Will this proposal ensure a “good death” that is quick and painless? Assisted suicides can go wrong. Citing a study in the Netherlands, Ezekiel Emanuel, M.D., Ph.D., has reported that “patients…vomited up their medications in 7 percent of cases; in 15 percent of cases, patients either did not die or took a very long time to die – hours, even days; in 18 percent, doctors had to intervene to administer a lethal medication themselves, converting a physician-assisted suicide into euthanasia.” (“Four Myths About Doctor-Assisted Suicide,” New York Times Oct. 27, 2012)

What would this proposal ultimately mean to those who are diagnosed with a terminal disease? Will they be pressured? Do you think it’s possible that patients – particularly the elderly – might feel pressured into choosing assisted suicide to avoid being a burden or a financial liability to loved ones? What kind of demands will ultimately be put on patients who are a financial drain on the health care system.

What will this mean for suicide rates in general? A recent report on suicide trends and risk factors for the Oregon Health Authority (where they have doctor-prescribed suicide) found the state’s overall suicide rate was 41 percent higher than the national rate. (AP, May 2, 2013)

What will doctor-prescribed suicide mean to the medical profession? We believe it brings a new dimension to the healing profession – that of enabling death. Does it lower the standard of care by only requiring a person to act in “good-faith compliance” with the provisions of the bill? “Good faith” is a loose legal standard and it’s much weaker than the negligence standard physicians are generally held to.

Can we trust health insurance companies or government-provided insurance to do the right thing, or the least-costly thing? Cost containment in health care is already a much-discussed goal. Already in Oregon, in some situations the state will call the patient and deny medical coverage the patient wants and may need, but instead offer coverage for a prescription which causes death. Once doctor-prescribed suicide becomes a “medical treatment,” it becomes the most cost-effective “treatment” available.

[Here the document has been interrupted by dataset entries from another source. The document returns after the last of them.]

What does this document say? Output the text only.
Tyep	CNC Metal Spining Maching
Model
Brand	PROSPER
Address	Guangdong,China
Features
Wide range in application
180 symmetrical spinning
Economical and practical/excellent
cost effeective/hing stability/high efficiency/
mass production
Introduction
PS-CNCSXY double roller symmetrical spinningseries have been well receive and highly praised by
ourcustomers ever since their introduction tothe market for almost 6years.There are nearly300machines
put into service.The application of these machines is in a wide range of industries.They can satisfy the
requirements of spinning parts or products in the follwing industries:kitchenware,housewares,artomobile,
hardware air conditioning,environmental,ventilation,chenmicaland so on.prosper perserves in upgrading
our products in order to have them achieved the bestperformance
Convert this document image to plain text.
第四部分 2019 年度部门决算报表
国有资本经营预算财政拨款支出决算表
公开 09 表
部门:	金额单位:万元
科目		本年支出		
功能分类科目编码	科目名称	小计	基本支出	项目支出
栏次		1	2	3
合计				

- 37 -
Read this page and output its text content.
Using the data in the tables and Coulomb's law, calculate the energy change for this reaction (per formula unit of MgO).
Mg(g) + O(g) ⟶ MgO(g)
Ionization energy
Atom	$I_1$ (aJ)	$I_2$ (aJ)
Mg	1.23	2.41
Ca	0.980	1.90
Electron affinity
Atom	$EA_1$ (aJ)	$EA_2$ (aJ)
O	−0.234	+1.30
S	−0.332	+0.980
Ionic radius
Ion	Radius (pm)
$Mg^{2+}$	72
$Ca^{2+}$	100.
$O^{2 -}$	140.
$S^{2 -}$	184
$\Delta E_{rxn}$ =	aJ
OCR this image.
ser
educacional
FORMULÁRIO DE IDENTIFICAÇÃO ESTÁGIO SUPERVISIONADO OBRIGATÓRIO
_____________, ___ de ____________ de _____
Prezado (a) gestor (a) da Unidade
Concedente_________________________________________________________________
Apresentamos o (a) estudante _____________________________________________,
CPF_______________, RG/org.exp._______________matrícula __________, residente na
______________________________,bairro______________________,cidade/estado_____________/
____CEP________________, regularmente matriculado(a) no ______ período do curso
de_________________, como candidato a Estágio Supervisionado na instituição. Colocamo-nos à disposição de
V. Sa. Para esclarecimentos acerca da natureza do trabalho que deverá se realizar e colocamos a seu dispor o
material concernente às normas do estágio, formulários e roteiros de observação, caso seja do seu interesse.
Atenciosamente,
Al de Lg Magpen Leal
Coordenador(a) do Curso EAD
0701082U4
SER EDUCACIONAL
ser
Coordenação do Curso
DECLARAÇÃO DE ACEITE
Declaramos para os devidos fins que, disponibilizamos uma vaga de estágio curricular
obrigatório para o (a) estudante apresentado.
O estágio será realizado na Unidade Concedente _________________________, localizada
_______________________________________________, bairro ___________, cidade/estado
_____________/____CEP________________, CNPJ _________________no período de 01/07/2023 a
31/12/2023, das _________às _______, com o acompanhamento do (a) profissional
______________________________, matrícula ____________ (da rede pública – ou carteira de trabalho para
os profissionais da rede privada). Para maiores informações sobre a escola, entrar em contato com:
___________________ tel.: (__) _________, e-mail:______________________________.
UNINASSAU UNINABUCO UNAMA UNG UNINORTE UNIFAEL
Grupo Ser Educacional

Why are the so-called safeguards in this bill only applied to the requests for a prescription and not to the act of suicide itself? Who else will have access to the medication while it’s in the home? There’s no way to know if a person was pressured into taking the lethal drugs. There’s no way to know if the drugs were mixed into the patient’s food without their knowledge.

Why is the only reporting about doctor-prescribed suicide self-reporting by the doctors prescribing lethal drugs? As the Oregon Health Division noted on the issue in 1999: “There are several limitations that should be kept in mind when considering these findings…. For that matter, the entire account [by prescribing physicians] could have been a cock-and-bull story. We assume, however, that physicians were their usual careful and accurate selves.” Center for Disease Prevention & Epidemiology, Oregon Health Division, CD Reports, March 16, 1999, at 2.

We are fortunate to live during a time when the advances in drug therapy and technology, particularly in palliative care, are developing rapidly and making great strides in pain management. Medical and hospice care is such today that much pain and suffering can be relieved. Medical professionals in Iowa are well-qualified to address the top concerns of those who support prescribed suicide. Because of the possibility of coercion and abuse, passage of this legislation would make life more perilous for those who are very sick and elderly.